A few weeks ago the VA released him, telling him that there was nothing more they could do. That frustrates him. He has had radiation and chemotherapy, but now they just monitor it. He says he is has already made it 2 months beyond when they thought.

They talked, at first, about seeking alternative treatment. I don’t know what happened to that.

2 comments

  1. Wonder if they have read Lance Armstrong’s “Its not about the bike”.

    Don’t know if they’d even like it.

    But a lot of it is on cancer and the treatments and all that. One of the parts that stays with me – though I can’t remember exactly how it was said – was in the introductory (I think) chapters. He said that one of the things about cancer is that you can have a sweet deserving person who dies, and a mean cantankerous person who lives, and you realize that it’s nothing to do with you and who you are, it’s just this disease and random chance.

    He talks about how it’s so depressing and so liberating in turn. He talks about how you have to know you’re going to die and yet focus completely on living. I thought it was a good book. Of course, it’s talking about a topic I haven’t experienced, so I don’t know if it would be at all interesting to someone in the thick of it. But it was interesting for someone on the fringes.

    I had wondered why she was bringing him – didn’t know if it was his idea or not. But it sounds like it wasn’t that she was bringing him, it was that he wanted to come. And that is sweet and good.

    Dad told me that they had qualified for hospice – true? From talking with Beth, dealing with hospice was almost as exhausting as dealing with the disease .. but it does let you go take a shower without being afraid that they’ll need you in those 5 minutes.

    Well, the miracle herbal cancer fighting formula I had tried was hoxsey. I can’t say if it does anything because my patient wouldn’t take it .. it really does taste awful if you try to eat it, but someone who can swallow a pill wouldn’t have that trouble.

    I hope they both do ok with what they’re going through.

  2. Actually, unless a book is written from a Christian perspective, it probably would not be read.

    Fred and Andrea are upbeat about things… but so far as a cure, i don’t know if they are looking. They way they talked at first i expected them to check into some alternative cancer treatment facility, but they didn’t. I learned with Dad that sometimes it does not work out the way you think. We thought we would do this and that and the other when cancer threatened, but when it came down to doing it we decided not to, that all we would do is make dad’s last days harder.

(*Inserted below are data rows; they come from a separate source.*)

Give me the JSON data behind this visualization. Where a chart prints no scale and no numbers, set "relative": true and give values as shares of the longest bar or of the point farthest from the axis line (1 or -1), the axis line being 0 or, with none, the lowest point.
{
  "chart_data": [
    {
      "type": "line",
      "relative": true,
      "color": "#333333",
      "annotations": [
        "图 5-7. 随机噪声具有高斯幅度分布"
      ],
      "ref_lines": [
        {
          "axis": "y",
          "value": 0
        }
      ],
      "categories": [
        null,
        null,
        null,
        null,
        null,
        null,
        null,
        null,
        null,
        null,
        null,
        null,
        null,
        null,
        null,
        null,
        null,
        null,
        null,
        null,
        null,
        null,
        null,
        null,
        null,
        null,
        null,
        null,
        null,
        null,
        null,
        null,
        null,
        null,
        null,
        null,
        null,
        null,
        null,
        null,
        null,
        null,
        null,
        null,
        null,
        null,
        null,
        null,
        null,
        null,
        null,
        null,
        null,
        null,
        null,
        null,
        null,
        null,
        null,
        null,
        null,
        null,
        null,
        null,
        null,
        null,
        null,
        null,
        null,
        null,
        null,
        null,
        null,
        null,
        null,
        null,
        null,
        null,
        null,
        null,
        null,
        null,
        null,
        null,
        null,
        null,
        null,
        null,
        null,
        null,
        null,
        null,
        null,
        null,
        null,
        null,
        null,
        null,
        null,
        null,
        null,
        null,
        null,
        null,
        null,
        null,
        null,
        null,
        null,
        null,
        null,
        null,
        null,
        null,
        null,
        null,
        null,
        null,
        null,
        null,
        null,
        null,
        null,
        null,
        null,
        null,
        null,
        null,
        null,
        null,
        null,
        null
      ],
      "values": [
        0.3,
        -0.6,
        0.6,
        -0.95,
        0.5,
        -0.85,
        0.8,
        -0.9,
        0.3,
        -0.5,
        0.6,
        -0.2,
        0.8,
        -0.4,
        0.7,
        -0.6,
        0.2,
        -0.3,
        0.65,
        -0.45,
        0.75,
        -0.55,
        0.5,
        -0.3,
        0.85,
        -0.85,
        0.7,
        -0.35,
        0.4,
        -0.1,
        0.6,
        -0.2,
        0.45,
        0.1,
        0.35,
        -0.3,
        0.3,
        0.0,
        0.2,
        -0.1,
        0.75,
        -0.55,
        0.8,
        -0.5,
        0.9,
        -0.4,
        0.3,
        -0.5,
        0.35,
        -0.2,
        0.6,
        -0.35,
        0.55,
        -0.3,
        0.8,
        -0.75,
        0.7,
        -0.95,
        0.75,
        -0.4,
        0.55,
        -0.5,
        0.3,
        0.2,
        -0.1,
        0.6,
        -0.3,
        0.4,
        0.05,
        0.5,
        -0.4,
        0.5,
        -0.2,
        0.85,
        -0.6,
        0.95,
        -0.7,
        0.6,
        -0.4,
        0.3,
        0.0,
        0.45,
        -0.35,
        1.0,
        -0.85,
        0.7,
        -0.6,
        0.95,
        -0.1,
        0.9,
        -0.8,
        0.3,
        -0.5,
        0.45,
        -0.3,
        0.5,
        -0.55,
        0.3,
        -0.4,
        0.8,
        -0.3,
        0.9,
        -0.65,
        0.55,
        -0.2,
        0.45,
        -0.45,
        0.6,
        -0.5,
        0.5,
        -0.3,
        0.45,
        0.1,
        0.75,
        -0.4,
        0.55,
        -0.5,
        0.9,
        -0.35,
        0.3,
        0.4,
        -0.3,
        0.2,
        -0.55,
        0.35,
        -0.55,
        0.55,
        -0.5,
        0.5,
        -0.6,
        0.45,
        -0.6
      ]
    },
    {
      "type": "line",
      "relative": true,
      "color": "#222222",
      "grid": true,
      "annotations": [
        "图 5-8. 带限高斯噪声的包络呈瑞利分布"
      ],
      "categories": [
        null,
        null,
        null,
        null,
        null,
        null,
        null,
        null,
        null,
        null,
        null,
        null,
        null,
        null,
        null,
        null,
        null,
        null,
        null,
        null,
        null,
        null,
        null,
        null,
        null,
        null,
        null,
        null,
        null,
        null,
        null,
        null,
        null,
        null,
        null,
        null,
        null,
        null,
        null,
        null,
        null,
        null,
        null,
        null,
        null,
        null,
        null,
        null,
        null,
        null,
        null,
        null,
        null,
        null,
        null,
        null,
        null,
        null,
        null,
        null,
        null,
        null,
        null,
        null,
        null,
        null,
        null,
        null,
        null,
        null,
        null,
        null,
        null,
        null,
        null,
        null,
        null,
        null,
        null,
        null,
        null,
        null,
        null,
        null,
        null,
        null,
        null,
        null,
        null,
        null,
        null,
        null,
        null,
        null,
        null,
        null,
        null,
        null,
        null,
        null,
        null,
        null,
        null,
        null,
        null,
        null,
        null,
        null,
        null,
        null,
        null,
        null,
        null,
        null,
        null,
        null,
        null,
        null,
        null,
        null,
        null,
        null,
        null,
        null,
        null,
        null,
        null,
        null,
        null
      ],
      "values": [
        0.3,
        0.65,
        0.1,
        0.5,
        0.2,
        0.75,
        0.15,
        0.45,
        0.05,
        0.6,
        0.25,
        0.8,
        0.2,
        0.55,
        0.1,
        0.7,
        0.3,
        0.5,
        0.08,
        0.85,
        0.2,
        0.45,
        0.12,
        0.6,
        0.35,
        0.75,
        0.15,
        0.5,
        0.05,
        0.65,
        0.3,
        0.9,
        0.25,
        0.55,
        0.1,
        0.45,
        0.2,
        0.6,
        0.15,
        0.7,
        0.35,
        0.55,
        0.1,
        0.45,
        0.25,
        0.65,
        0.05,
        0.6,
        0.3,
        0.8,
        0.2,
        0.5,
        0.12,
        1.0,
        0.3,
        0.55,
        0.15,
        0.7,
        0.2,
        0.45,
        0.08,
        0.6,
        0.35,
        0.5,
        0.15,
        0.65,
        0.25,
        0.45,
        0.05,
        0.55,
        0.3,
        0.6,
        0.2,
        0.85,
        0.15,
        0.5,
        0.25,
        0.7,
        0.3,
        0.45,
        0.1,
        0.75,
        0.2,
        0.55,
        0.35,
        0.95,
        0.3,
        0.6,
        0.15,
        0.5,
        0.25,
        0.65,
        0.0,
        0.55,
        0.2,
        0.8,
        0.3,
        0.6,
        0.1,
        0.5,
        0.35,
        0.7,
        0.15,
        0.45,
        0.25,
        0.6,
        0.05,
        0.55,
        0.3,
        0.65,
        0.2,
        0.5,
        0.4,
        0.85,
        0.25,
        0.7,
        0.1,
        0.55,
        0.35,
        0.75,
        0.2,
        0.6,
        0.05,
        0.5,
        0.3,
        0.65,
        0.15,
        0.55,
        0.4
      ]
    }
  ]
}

    I am not close enough to Andrea to just ask her about alternative medicine and their plans, at least not till i have been talking with her for a while and we develop a certain level of comfort with each other. I did tell her about some vitamin concoction that is supposed to be a cancer fighter… but frankly i am skeptical. There are too many products and procedures that bring wonder cures,but only for people you don’t know.


    One of the reasons they came in this direction is to stop in Austin on the way home. I knew that Fred has family in Austin. Today i learned a bit more about that family. It seems that Fred was married when he was younger and had children, 2 boys i think. At that time he was taking high paying jobs overseas, sending home lots of money but seldom coming home himself and never staying long.

    Then he changed and wanted to be home and go to church and completely change the family dynamics. It didn’t work. His sons, or one son, wanted to have nothing to do with him. But When he learned that dad was dying he decided to let go the resentments. Apparently the mother encouraged their estrangement. Now he and his son are getting to know each other, even to driving up to visit for a day now and then.

    And he said other things, like that they had learned that when you want to do something, do it and other things along that line.


    As to hospice, i don’t know. For most of the time they were here i talked to Fred and Luke talked to Andrea as they toured the house.

    I can tell you that when we dealt with hospice with Dad it was all positive. They were easy to arrange and there when we needed them. The nurse assigned to dad was a large gentle man who was easy to talk to and lean on. Of course we did not need him that much. Dad had many caretakers.